Nadie, con un mínimo de sentido común, puede sostener que vivimos en una sociedad perfecta. Quien lo hace peca de ceguera dogmática y resulta también presa de un espejismo de país. En su bregar cotidiano, el cubano («gente humilde, de sonrisa perpetua y café») tropieza con disímiles dificultades materiales, y también con errores, problemas burocráticos e insensibilidades de carácter subjetivo. Pero a veces lo que criticamos —y es correcto que denunciemos las malas actitudes y las distorsiones del proyecto político de la Revolución— no se compara con lo que padecen otros.
¿Quién no se ha molestado porque el especialista médico llegó tarde o no vino a trabajar el día previsto? Sin embargo, en naciones como Chile, según datos del periódico El Mercurio, publicados este 19 de abril, alrededor de 1,9 millones de pacientes esperan por una consulta o por una cirugía, y el promedio para verse con un especialista es de ¡439 días!
¿Quiero decir con esto que debamos darnos el lujo del autobombo y la autocomplacencia, que toleremos o estimulemos las malas prácticas? No. Aunque tampoco sería justo satanizar el sistema de salud universal y gratuito levantado en el país, tomando como pretexto la ausencia de un especialista un día a su consulta, u otras deficiencias que laceran al sector.
A Cuba hay que quererla, y como dice otra canción convertida en himno por el mundo, quien la defiende —bien lo sabemos— la quiere más. Esa defensa de la Patria está consagrada en la Carta Magna, en su artículo tres, como un derecho constitucional de cada ciudadano frente a cualquiera que intente derribar el orden político, económico y social que aprobamos la inmensa mayoría.

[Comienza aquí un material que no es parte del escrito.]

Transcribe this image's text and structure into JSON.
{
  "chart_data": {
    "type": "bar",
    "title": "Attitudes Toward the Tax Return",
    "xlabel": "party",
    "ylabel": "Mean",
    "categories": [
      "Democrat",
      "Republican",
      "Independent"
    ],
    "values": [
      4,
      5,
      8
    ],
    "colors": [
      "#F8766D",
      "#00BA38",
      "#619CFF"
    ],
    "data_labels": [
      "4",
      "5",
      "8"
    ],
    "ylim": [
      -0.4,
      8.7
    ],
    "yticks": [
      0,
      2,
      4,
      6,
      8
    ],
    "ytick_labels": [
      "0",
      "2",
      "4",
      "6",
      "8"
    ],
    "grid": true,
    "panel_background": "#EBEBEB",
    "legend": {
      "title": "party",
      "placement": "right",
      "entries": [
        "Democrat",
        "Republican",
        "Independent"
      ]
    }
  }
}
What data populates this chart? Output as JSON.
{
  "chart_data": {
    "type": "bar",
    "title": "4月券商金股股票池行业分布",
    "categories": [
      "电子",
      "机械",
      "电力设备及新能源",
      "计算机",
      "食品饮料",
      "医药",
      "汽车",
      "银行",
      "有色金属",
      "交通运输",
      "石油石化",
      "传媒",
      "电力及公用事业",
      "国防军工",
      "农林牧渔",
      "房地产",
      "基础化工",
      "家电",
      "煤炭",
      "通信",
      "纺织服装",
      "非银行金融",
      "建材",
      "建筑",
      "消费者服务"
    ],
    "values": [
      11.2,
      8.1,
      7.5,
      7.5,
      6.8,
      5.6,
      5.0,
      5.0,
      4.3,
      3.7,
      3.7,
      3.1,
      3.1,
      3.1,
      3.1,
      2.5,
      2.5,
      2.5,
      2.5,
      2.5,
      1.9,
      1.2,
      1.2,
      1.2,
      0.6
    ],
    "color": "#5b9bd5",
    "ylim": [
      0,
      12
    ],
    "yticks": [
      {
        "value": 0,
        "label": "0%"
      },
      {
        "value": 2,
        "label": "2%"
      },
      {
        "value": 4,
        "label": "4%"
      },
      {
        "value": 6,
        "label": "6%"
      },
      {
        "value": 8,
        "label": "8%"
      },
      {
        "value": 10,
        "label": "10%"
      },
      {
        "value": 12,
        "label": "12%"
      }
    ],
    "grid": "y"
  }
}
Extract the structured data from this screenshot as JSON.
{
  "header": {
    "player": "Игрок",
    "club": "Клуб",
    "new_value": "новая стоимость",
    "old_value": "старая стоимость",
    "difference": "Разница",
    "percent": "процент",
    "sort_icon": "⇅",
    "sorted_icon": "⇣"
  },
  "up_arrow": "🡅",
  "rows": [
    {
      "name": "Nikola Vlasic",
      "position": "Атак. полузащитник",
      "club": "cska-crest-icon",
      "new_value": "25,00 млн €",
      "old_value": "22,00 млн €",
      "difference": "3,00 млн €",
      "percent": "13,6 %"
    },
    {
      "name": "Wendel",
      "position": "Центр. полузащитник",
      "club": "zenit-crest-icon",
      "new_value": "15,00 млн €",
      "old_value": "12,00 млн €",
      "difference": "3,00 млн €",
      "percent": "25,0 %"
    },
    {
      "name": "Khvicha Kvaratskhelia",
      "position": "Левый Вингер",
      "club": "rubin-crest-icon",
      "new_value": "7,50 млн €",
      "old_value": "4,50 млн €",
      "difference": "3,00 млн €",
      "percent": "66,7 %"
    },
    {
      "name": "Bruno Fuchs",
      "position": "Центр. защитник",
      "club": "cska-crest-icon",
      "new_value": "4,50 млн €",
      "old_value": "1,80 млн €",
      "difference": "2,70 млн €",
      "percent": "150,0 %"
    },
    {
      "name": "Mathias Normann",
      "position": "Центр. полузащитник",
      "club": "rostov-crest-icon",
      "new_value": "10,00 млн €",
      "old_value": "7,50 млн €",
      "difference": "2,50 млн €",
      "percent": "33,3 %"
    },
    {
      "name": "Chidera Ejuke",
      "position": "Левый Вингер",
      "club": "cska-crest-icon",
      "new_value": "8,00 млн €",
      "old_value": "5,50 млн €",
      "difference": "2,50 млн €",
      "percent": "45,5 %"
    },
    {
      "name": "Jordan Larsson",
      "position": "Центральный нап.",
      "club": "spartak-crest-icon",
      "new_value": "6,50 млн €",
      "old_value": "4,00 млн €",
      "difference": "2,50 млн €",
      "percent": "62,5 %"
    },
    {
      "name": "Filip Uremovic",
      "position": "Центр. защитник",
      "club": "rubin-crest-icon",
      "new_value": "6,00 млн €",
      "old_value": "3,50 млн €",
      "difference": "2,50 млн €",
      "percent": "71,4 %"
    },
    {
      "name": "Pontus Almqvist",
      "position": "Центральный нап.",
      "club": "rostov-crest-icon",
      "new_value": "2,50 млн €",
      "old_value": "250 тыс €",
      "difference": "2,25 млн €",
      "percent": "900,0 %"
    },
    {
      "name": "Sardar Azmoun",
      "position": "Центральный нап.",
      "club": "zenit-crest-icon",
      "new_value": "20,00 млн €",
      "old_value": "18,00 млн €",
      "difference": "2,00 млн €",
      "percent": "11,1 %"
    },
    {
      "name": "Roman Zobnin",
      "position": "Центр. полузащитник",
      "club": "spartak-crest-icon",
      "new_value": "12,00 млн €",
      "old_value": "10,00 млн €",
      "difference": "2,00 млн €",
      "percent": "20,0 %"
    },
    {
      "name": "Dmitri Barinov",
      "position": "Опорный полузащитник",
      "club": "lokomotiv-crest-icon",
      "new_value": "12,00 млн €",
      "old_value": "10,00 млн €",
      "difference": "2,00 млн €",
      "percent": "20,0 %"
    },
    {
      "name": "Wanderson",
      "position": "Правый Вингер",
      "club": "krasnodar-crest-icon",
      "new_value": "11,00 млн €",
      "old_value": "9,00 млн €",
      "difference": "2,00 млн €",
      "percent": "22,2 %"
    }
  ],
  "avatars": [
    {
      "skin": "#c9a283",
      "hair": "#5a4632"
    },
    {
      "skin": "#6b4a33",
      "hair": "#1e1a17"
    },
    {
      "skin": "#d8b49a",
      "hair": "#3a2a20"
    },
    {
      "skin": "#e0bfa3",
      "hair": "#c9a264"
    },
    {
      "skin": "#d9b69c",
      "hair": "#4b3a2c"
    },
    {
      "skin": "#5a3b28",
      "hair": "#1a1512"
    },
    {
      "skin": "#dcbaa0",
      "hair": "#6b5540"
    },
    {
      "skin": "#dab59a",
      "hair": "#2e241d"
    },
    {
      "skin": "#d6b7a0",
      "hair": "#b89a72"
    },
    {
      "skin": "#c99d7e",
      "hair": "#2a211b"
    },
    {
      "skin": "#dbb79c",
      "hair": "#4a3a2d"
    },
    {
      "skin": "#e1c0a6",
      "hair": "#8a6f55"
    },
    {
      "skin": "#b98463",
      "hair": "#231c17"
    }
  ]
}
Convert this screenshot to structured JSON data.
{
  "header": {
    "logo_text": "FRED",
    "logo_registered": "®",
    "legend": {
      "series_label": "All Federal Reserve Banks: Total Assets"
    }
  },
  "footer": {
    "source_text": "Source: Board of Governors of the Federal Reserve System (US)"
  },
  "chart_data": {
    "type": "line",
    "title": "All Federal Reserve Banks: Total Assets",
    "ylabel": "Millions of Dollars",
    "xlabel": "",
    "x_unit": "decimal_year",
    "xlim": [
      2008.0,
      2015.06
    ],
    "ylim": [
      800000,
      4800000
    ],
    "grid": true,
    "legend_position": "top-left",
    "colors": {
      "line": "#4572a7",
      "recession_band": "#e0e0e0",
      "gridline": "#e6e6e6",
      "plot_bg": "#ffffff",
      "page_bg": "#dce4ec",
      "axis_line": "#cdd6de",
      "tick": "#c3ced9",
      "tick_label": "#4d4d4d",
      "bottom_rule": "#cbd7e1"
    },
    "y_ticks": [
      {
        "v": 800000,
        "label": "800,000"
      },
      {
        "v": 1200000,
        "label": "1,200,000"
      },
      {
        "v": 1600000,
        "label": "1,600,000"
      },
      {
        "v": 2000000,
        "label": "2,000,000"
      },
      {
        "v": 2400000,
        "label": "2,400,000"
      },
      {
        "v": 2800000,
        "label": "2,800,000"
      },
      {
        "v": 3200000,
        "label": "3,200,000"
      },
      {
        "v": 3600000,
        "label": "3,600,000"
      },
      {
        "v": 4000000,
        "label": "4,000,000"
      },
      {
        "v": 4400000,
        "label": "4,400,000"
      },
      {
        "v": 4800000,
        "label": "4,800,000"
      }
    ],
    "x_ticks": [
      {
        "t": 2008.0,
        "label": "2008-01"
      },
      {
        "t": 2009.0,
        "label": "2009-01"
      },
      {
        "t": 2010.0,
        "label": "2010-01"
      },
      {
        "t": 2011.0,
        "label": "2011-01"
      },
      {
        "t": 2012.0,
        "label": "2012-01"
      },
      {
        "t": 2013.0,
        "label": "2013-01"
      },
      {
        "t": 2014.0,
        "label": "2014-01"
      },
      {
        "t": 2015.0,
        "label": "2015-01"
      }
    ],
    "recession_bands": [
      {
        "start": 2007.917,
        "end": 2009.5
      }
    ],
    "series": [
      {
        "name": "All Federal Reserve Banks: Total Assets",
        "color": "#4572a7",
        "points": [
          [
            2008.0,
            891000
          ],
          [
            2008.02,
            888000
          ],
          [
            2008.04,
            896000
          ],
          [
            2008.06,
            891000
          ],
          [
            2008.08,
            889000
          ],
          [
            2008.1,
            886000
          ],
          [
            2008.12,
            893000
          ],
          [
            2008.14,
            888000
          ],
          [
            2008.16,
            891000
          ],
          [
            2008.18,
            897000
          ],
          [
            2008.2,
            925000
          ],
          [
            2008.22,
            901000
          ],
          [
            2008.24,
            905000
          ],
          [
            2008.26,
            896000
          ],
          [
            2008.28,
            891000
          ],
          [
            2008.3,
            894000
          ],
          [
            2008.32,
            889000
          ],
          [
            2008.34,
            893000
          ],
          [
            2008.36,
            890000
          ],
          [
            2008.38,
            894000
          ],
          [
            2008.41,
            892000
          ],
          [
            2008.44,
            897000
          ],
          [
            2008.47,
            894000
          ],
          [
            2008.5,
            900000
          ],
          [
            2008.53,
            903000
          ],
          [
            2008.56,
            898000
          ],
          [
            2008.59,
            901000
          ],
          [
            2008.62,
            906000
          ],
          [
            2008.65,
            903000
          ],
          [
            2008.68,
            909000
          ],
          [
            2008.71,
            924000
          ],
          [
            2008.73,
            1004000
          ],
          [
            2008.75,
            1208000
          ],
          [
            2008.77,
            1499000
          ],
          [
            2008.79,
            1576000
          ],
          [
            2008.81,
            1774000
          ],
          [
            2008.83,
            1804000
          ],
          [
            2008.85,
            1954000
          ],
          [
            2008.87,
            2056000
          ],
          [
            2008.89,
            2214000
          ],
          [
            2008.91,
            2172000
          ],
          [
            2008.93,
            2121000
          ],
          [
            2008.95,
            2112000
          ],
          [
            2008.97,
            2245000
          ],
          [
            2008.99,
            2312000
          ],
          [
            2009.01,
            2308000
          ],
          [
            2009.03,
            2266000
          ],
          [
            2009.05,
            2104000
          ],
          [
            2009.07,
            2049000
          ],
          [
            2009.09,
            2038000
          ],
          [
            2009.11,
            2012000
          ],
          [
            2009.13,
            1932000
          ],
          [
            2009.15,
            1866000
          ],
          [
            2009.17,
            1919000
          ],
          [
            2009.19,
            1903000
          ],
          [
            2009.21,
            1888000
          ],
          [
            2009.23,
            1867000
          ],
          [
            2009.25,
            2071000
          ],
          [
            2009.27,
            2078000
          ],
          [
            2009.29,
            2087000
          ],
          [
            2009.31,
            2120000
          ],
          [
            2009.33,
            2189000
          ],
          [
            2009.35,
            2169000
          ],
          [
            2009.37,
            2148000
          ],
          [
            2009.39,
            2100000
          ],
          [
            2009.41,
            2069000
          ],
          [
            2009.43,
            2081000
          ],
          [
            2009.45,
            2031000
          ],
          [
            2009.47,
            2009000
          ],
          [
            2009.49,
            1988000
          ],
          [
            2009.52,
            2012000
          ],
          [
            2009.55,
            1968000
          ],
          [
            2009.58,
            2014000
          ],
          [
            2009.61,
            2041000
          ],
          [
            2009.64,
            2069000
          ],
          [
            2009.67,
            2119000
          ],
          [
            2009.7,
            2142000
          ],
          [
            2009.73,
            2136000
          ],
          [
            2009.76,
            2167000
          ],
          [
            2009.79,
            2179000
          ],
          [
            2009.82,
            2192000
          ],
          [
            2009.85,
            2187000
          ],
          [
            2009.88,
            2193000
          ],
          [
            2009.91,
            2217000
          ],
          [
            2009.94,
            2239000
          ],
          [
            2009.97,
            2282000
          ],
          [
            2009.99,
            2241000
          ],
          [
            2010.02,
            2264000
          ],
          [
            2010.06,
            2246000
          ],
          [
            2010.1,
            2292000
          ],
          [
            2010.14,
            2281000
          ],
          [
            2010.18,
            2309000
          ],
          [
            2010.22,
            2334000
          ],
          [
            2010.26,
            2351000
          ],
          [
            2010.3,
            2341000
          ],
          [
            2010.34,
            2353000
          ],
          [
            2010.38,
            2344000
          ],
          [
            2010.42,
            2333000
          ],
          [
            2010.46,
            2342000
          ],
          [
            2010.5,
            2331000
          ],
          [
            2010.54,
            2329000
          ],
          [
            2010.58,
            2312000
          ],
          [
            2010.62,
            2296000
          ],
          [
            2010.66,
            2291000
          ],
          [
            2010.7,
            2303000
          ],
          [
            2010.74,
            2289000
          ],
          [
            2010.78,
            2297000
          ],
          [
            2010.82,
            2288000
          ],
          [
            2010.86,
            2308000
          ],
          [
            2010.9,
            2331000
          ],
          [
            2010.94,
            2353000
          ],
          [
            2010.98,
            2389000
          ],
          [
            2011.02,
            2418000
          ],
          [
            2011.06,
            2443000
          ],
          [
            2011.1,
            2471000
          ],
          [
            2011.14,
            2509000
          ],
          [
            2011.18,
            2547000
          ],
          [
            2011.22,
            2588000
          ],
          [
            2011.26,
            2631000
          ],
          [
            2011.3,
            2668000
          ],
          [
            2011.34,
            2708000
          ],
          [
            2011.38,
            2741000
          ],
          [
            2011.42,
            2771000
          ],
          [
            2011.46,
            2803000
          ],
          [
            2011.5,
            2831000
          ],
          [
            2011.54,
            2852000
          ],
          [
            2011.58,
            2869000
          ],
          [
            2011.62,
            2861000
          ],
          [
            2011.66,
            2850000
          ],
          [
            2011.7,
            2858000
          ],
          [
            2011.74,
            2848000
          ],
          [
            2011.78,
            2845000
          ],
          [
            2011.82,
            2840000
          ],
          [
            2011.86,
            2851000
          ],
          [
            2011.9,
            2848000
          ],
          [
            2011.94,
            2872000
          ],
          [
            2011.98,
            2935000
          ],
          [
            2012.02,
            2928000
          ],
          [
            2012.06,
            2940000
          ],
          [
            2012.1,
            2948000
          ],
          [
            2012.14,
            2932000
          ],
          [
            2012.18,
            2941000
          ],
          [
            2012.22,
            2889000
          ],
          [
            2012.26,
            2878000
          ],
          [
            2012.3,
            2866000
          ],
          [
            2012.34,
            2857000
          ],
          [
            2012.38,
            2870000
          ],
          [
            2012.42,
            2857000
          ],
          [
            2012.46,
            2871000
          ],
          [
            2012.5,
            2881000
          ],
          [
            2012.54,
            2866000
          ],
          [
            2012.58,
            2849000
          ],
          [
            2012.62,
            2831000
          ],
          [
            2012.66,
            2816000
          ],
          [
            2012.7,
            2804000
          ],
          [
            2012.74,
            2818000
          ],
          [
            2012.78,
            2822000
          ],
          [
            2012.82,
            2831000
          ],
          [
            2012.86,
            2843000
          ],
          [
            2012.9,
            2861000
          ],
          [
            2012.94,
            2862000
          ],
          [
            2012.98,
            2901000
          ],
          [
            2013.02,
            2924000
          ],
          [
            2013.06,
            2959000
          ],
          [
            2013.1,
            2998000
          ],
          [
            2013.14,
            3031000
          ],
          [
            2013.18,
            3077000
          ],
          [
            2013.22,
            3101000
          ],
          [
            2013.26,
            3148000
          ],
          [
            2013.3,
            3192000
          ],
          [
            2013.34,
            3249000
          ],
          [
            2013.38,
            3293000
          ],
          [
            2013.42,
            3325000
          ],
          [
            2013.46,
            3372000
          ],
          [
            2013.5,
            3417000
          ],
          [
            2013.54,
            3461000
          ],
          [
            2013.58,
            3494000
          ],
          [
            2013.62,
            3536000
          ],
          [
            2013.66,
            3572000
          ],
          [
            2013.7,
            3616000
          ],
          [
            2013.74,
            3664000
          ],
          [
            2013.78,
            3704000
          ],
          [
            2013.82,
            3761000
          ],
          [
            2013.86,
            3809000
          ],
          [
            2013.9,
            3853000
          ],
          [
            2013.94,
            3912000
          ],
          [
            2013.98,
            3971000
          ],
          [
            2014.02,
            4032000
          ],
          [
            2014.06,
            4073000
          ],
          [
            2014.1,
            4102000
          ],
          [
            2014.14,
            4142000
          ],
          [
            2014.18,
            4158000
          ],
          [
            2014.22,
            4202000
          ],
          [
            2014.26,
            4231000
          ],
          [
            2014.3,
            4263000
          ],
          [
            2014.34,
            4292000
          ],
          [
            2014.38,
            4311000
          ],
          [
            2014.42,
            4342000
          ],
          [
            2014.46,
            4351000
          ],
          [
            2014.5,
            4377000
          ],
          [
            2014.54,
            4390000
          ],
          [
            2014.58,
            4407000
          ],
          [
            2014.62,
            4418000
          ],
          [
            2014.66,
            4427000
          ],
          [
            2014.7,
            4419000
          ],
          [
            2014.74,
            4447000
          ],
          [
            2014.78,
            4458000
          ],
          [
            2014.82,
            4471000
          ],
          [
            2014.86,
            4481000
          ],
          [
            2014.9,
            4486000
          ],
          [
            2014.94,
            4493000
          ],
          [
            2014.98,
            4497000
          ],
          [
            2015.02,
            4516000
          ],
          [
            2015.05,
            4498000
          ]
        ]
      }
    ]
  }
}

Debemos recordar que en el año 2002 se modificó precisamente ese artículo de la Constitución, para patentizar el carácter irrevocable del socialismo, y que «Cuba jamás volverá al capitalismo». Se sometió a referéndum, y más de ocho millones de ciudadanos respaldaron la propuesta.
Allá quienes esperan, hasta contándose los dedos como hicieron después del derrumbe soviético, que una Cuba sin la dirección histórica envíe su Revolución al precipicio. Tristeza dan los que les hacen guiños, tal vez con la esperanza de encontrar un espacio en el «futuro democrático» que sueñan, o porque piensan a estas alturas que el socialismo se puede construir con los trajes de la democracia burguesa. O quizá porque creen que la nación podría sobrevivir si naufraga la Revolución.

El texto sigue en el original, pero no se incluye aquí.